Michael Wharton on President George W. Bush's visit to England, 21 Nov 2003

His humour is mechanical and laboured and he made the same jokes for almost fifty years but he is absolutely right about Woodrew Wilson, though Romanians will never accept this for reasons i can understand. He is not right about Versailles being too vindictive. The mistake at Versailles was not to break up Germany into separate states, each with her own monarchy, a project that should have appealed to Wharton's reactionary spirit. Had Hitler had to start as dictator of Bavaria and even there be subordinate to the Wittelsbachs the history of Europe might have been much happier. Better too had a democratic federal Austria-Hungarian monarchy come into existence including Transylvania and the Banat, instead of the nationalist Hungary of before 1918 or the population migrations afterwards.

In a thoughtful leader, The Feudal Times and Reactionary Herald discusses President Bush's visit and its implications: "A visit to this country by an elected leader of the North American rebel colonists, accompanied by a ceremonial reception befitting the head of a legitimate government, is, though surprising, not without precedent.
"Many of our readers will recall the visit of a previous rebel leader, Woodrow Wilson, in 1918. Commentators in the press have contrasted the warm reception he received then with the hostile reception now accorded Mr Bush in some quarters, and have commended the previous visit at the expense of the present one.

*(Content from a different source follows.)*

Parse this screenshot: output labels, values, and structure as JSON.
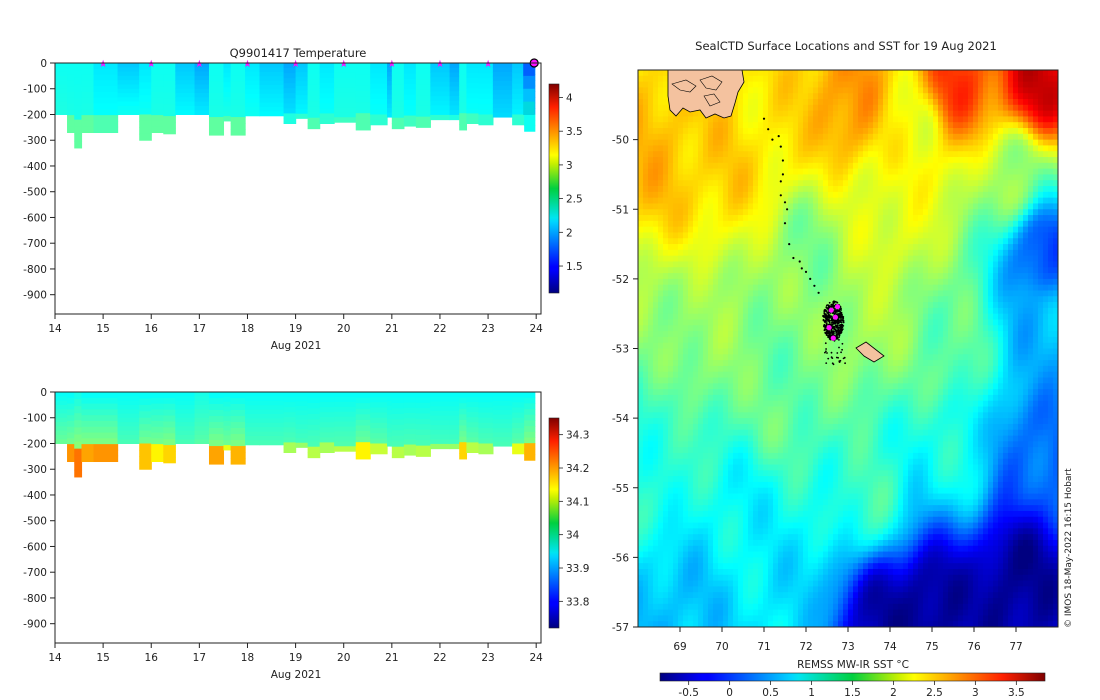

"We scarcely need remind our readers of the circumstances of Mr Wilson's visit 85 years ago. It followed the disastrous entry of American forces into the Great War as it neared its end, which let loose a whole series of calamities when the colonists' leader, in his self-righteous folly and ignorance of world affairs, preached 'self-determination for all nations' and approved the tragic collapse of the Austro-Hungarian Empire and other noble and historical institutions, with consequences that are with us to this day.
"He also took a meddlesome hand in the Treaty of Versailles, which by its vindictive policy towards the defeated Germans helped to make a Second World War inevitable. Altogether, this man Wilson did more harm to peace and stability in the world than George Bush has ever done or is ever likely to do.
"The motives of those who have taken to the streets to demonstrate against him are no doubt mixed. Some of these people belong to the heedless mob which is only too glad to cause trouble and confusion whenever opportunity offers. Others are run-of-the-mill foaming radicals, decayed schoolteachers, struck-off solicitors and unpersuadable blockhead subversives. Some, we dare aver - and these the best - are indignant that a rebel leader should be welcomed with such unbecoming lavishness.
"Our readers, though properly sympathetic to the latter group, are unlikely to take to the streets in protest, any more than they did 85 years ago, when there was much more reason to do so. They will maintain a dignified silence in the hope that wiser counsels may at last prevail, and the rebel colonists, even at this late hour, may repent of their rebellion and seek to reaffirm their former loyalty to Crown and Empire."